Merhabalar bugün köşemdeki ilk yazımı yazıyorum. Umarım okuyucularıma faydalı olabilirim. Bugün Dünya Bankası Türkiye Ekonomi Monitöründe önemli olduğum noktaları Türkiye’de artan yoksulluk ve enflasyon başarısızlığı konuları ile birlikte değerlendirmeye çalışacağım.
Dünya Bankası, Türkiye ekonomisinin Kovid 19 salgınından diğer ülkeler gibi olumsuz etkilediğini ve salgına karşı para politikası tedbirlerini ön plana çıkarttığını ifade etmiştir. Dünya Bankasının belirttiği bu husus ben dâhil pek çok iktisatçının salgın sonrası uygulanan ekonomi politikalarına yönelik eleştirilerinin de temelini oluşturmaktadır. Detayına girmeyeceğim ama özetle ekonomik darboğazı gelir yaratmak yerine kredi genişlemesine yönelik politikalarla açmaya çalışan Türkiye, hane halkının daha borçlu ve yoksullaştığı bir tablo ile karşı karşıya kalmıştır. Bu durum Dünya Bankası izleme raporunda da belirtilmiştir.
Rapora göre 2019 yılında yaklaşık 8 milyon kişi olarak hesaplanan mutlak yoksul sayısı 2020 de 10 milyon kişiye yükselmiştir. Mutlak Yoksulluk kavramı, hanelerin yaşamını idame ettirecek gelir olanaklarından mahrum olması demektir. Yoksulluğun artması ekonomi politikalarının başarısı konusundaki en açık göstergelerden biridir diyebiliriz.
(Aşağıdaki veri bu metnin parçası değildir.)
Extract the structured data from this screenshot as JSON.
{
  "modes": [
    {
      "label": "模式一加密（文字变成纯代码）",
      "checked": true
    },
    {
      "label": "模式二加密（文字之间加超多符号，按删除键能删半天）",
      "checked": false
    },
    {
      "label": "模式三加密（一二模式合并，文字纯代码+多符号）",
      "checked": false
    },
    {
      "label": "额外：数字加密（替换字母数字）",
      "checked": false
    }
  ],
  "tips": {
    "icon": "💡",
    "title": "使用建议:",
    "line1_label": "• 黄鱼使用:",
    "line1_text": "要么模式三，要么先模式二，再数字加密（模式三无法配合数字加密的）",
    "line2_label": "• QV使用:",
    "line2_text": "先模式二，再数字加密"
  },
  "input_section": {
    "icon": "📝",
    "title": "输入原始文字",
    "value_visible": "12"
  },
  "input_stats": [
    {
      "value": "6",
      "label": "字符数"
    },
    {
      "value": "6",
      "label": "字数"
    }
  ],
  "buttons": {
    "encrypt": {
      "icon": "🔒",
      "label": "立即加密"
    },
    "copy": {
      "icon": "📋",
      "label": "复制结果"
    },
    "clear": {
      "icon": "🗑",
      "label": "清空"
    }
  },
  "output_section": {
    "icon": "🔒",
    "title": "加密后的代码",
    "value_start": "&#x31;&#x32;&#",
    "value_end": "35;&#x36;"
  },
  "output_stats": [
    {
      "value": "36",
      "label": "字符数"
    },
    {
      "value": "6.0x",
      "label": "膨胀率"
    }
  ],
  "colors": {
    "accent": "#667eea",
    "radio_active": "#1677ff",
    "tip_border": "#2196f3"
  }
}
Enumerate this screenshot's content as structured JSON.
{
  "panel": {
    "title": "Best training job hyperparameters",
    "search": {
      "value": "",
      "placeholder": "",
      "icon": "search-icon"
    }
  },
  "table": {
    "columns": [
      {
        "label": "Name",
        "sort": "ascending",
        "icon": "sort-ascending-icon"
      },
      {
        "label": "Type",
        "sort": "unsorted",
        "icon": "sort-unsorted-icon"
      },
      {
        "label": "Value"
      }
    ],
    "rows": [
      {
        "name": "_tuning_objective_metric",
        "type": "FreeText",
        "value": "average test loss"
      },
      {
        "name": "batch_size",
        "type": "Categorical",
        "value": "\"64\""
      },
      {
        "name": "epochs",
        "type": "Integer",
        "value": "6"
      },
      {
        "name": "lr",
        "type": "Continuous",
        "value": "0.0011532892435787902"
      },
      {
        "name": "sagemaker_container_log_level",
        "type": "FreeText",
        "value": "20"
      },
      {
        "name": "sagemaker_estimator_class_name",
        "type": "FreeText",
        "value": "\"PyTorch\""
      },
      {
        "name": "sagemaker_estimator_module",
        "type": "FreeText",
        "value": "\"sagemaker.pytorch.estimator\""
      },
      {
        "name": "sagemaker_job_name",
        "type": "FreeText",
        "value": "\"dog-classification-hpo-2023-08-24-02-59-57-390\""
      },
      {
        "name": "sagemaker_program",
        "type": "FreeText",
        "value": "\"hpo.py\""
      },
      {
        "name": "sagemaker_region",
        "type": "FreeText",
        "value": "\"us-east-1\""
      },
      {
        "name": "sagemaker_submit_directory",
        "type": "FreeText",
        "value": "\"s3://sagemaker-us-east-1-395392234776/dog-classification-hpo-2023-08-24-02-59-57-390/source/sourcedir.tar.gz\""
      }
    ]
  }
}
Çünkü ekonomi politikalarının amacı yurttaşların refahını arttırmak ve gelir adil biçimde dağılımını sağlamak olmalıdır. Yoksulluğun artması ekonomi yönetiminin politika çerçevesini sil baştan yeniden düzenlemesini gerektirecek önemli bir sonuçtur.
Yoksulluğun artmasının ve gelir dağılımındaki bozukluğun pratikteki en önemli etkisi, des-enflasyon ve büyüme politikalarının başarısız olmasına neden olabilecek bir unsur olmasıdır. Çünkü talep esnekliğinin düşük olduğu tarım ürünlerinin toplam harcama içindeki payının artmasına neden olan yoksullaşma süreci enflasyonla mücadele politikalarının başarısızlığına neden olabilecek bir durumdur. Düşük gelirli kesimin harcama eğilimi yüksektir. Bu kesime yönelik kredi genişlemesi talep enflasyonuna neden olabilmektedir. Ayrıca bu kesimin tüketici sepetinde tarım ürünlerinin payı yüksektir. Küresel gıda fiyatlarının arttığı dönemlerde bu kesimin hissettiği enflasyon manşet enflasyondan yüksek olmaktadır. Yoksulluğun giderek artması toplumun daha geniş kesimi için hissedilen enflasyonu yükseltmekte ve des-enflasyon politika başarısızlığı olarak karşımıza çıkmaktadır.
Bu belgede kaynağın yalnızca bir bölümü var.